The Collegiate Esports Experience: Victoria “Saffrona” Winn, UCI Overwatch

Colleges around the country are now offering esports programs and scholarships for games like Overwatch, League of Legends, Super Smash Bros., and more. While our focus here at NASEF is at the high school level, we thought it would be a good idea to reach out to some current collegiate esport athletes to find out what it’s like. 

At University of California, Irvine, we talked with Victoria “Saffrona” Winn.
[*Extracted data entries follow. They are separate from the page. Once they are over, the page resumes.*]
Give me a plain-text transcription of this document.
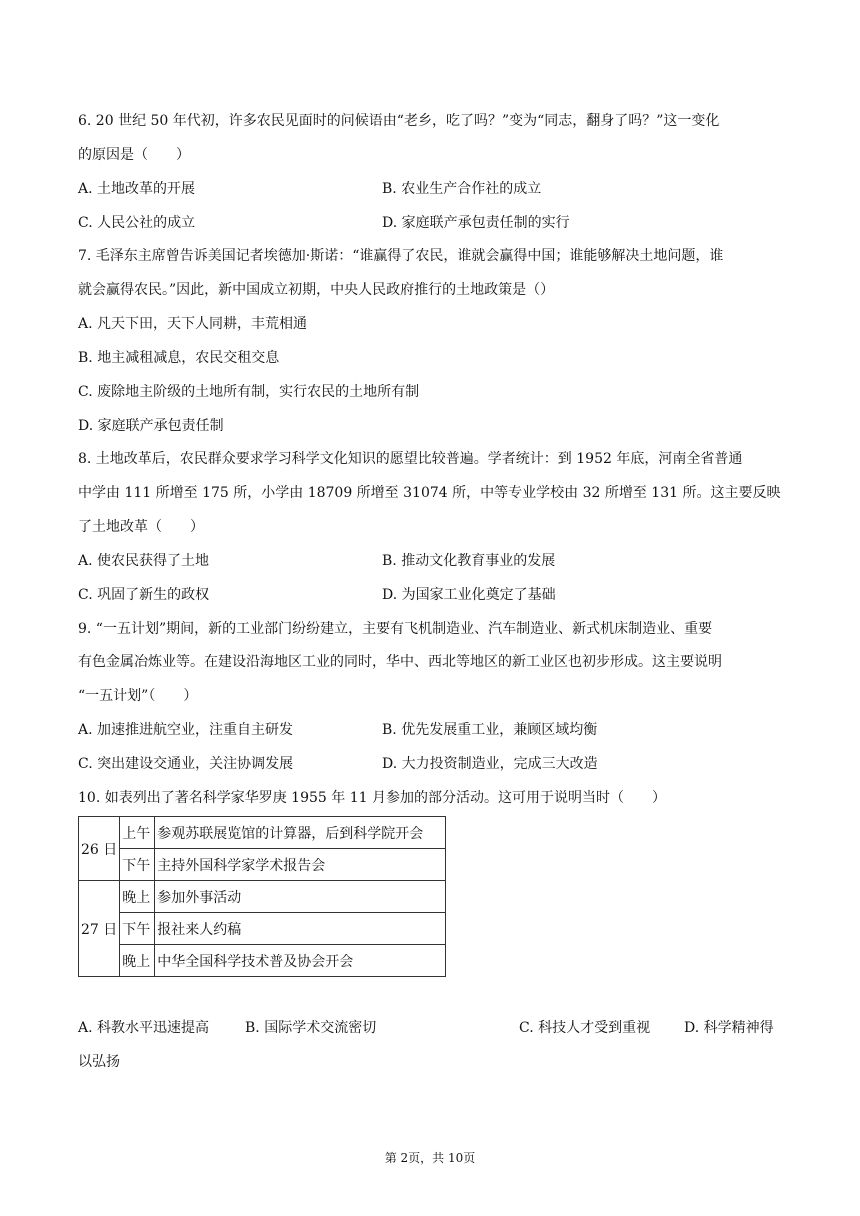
6. 20 世纪 50 年代初，许多农民见面时的问候语由“老乡，吃了吗？”变为“同志，翻身了吗？”这一变化
的原因是（　　）
A. 土地改革的开展	B. 农业生产合作社的成立
C. 人民公社的成立	D. 家庭联产承包责任制的实行
7. 毛泽东主席曾告诉美国记者埃德加·斯诺：“谁赢得了农民，谁就会赢得中国；谁能够解决土地问题，谁
就会赢得农民。”因此，新中国成立初期，中央人民政府推行的土地政策是（）
A. 凡天下田，天下人同耕，丰荒相通
B. 地主减租减息，农民交租交息
C. 废除地主阶级的土地所有制，实行农民的土地所有制
D. 家庭联产承包责任制
8. 土地改革后，农民群众要求学习科学文化知识的愿望比较普遍。学者统计：到 1952 年底，河南全省普通
中学由 111 所增至 175 所，小学由 18709 所增至 31074 所，中等专业学校由 32 所增至 131 所。这主要反映
了土地改革（　　）
A. 使农民获得了土地	B. 推动文化教育事业的发展
C. 巩固了新生的政权	D. 为国家工业化奠定了基础
9. “一五计划”期间，新的工业部门纷纷建立，主要有飞机制造业、汽车制造业、新式机床制造业、重要
有色金属冶炼业等。在建设沿海地区工业的同时，华中、西北等地区的新工业区也初步形成。这主要说明
“一五计划”（　　）
A. 加速推进航空业，注重自主研发	B. 优先发展重工业，兼顾区域均衡
C. 突出建设交通业，关注协调发展	D. 大力投资制造业，完成三大改造
10. 如表列出了著名科学家华罗庚 1955 年 11 月参加的部分活动。这可用于说明当时（　　）
26 日	上午	参观苏联展览馆的计算器，后到科学院开会
	下午	主持外国科学家学术报告会
27 日	晚上	参加外事活动
	下午	报社来人约稿
	晚上	中华全国科学技术普及协会开会
A. 科教水平迅速提高	B. 国际学术交流密切	C. 科技人才受到重视 D. 科学精神得
以弘扬
第 2页，共 10页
She plays on the UCI Overwatch team as the main support while pursuing her degree in Computer Game Science.

In her spare time, she was able to hit 4400 on D.Va and her favorite teams in the Overwatch League are LA Valiant and Toronto Defiant because she loves the Kariv and Agilities duo.

To begin with, did you have any sort of esports program or club in high school?

I actually started the Esports Club at my high school! I created it in my junior year and continued running it through my senior year. We had teams for Overwatch, League of Legends, and Rainbow Six Siege. We also ran some small tournaments for Fortnite, and we ran a Super Smash Brothers Ultimate tournament in collaboration with a local boba shop. It was my first time being in charge of a club, and it was pretty hectic at times, but I learned so much and it was a lot of fun.

Before the club, I had been playing Overwatch with a group of online friends who were also high schoolers. We played together in high school tournaments (these tournaments didn’t require us to go to the same school), and it was during this time that I really got into playing Overwatch more competitively and started really working to climb the ranks.

Can you tell me about your experience with the UCI esports application process?

Being a part of an esports club in high school made me aware of the existence of esports programs in colleges. When I confirmed my decision to attend UCI, I already knew about their esports program (and NASEF as well).

When the application for tryouts came out, I was actually unsure if I wanted to try out. Despite running the esports club, I had taken a break my senior year from playing Overwatch competitively because I was focusing on ending my last year of high school on a good note. I figured I would regret it otherwise, so I submitted my application and played a lot of ranked in an attempt to wipe off the rust.

I wasn’t expecting much, but after each day of tryouts I learned that I would be continuing onto the next round until I received the final message that I was accepted onto the team. I was a bit surprised to be honest! But I was super happy and excited, and I was so glad that I had decided to submit the application in the first place.

How long were tryouts?

After the initial applications were accepted/rejected, there were two days of in-game tryouts and a third day for interviews. At the end of each day, the coaches would notify you if you would be continuing onto the next day.

What does an esports day look like with the UCI Overwatch team?

On practice days, we typically have a 2-hour scrim block in the evening. On some days, that’ll be preceded by a 1-hour VOD review. During the scrim block, we’ll run through different maps with some feedback from our coaches in between. After the scrim block, we’ll go through a debrief of the overall lessons learned. We’re always encouraged to be warmed up before the scrim block begins.

How many days of practice do you normally have?

Each week we would normally have around three or four practice days, and usually we would have a tournament game on the weekend.

Now you’re in school, is it hard to balance earning your degree with being competitive at a game that is constantly changing?

Having a good schedule and consistent routine really helped with balancing schoolwork and playing Overwatch. On most days, it wasn’t too difficult to get my work done on top of finding time to practice on my own. Some days would be more challenging than others, maybe I’d have multiple projects due that day or a big test I wanted to focus on.

Our coaches are really understanding, and they allowed (and encouraged!) us to miss a practice day if we needed the extra time to focus on schoolwork. During midterms or finals, the practice schedule was also a lot more flexible to give us more time to study.

What are some of the activities that you do as part of the esports team that isn’t playing games?

We have an exercise physiologist, who guides us through weekly workouts in small groups and gives us advice on how to take care of ourselves since we’re sitting down playing games for so long. We also have a team psychologist, who we meet with as a team around once or twice a month. He helps a lot with the mental aspects of being part of a team, which plays a far bigger role in the team’s performance than most people realize!

What would you say to high school students who are looking to get into esports programs at the college of their choice? How should they prepare?

I think the most important part of trying out is showing that you have good communication skills and are open to constructive criticism. It’ll be really obvious who is or isn’t talking mid-game, and good communication skills are so important to a successful team! If a coach gives you feedback mid-tryout, make sure you apply it! Ask them questions if you don’t understand something and they’ll most likely appreciate your honesty and your willingness to learn.

Any final thoughts on being a collegiate esports athlete?

Being on the UCI Overwatch team was one of the best parts of my first year in college! It helped me successfully transition into college, make new friends, and really learn about myself. It helped me build a lot of good habits that’ll stick with me beyond playing video games.